Gavin Newsom Speaks at His Final Rally
U.S. California Gov. Gavin Newsom speaks to the crowd before being joined by President Joe Biden to campaign to keep the governor in office at Long Beach City College on the eve of the last day of the special election to recall the governor on September 13, 2021 in Long Beach, California. Newsom's victory may be interpreted as voters endorsing the state's vaccine requirements. David McNew/Getty Images

Thomas Gift, founding director of University College London's Centre on U.S. Politics, told Newsweek that Newsom's victory involved other factors and not just vaccine mandates.

"It's unsurprising that observers are interpreting Newsom's victory as a simultaneous win for vaccine mandates. That may indeed have some truth to it. But it's important to remember that the recall election was also about a broader set of policy issues that extend beyond COVID," Gift said.

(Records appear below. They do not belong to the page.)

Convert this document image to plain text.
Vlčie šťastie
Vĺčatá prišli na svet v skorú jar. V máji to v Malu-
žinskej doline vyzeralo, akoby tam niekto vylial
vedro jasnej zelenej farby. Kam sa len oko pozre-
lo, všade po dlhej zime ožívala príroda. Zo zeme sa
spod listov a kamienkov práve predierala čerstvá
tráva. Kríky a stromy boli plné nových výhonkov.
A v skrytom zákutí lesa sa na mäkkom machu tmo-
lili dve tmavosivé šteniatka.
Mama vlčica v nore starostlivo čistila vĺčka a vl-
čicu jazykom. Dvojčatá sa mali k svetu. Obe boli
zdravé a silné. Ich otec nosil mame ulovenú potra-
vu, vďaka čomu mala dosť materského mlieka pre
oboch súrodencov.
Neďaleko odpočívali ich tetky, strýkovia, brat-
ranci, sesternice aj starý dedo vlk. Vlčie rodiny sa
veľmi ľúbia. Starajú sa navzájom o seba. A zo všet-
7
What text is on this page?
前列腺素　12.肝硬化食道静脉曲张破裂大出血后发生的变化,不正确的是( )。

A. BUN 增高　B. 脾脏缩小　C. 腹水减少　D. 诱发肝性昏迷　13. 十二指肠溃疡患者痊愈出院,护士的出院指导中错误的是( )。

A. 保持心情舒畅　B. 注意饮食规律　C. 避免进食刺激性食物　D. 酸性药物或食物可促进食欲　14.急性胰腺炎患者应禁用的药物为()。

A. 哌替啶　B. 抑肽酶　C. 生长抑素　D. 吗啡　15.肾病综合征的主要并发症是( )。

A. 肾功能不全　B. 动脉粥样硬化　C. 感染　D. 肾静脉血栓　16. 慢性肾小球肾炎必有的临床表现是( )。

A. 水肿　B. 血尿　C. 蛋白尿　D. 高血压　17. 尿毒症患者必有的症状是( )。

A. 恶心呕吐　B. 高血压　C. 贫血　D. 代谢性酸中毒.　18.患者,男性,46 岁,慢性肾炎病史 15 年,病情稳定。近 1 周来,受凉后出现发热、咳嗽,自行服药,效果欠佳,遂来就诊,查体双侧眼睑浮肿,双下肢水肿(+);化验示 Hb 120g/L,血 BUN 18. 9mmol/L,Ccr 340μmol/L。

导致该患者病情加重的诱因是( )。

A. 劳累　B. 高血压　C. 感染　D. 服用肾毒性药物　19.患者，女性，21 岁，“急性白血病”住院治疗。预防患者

"Additionally, it's hard to extrapolate too much from public opinion in California on vaccine mandates to the rest of the country. What plays well in Los Angeles or San Francisco doesn't necessarily resonate in Peoria - in fact, it hardly ever does," he said.

Newsom's victory this week means California's vaccine requirements will remain in place and though voters may have had a variety of issues in mind, COVID-19 mandates don't appear to have cost the governor the support of a broadly Democrat-supporting electorate.

If California's results are any indication of Democrats' views nationwide, that will be welcome news for the Biden administration amid vaccination efforts.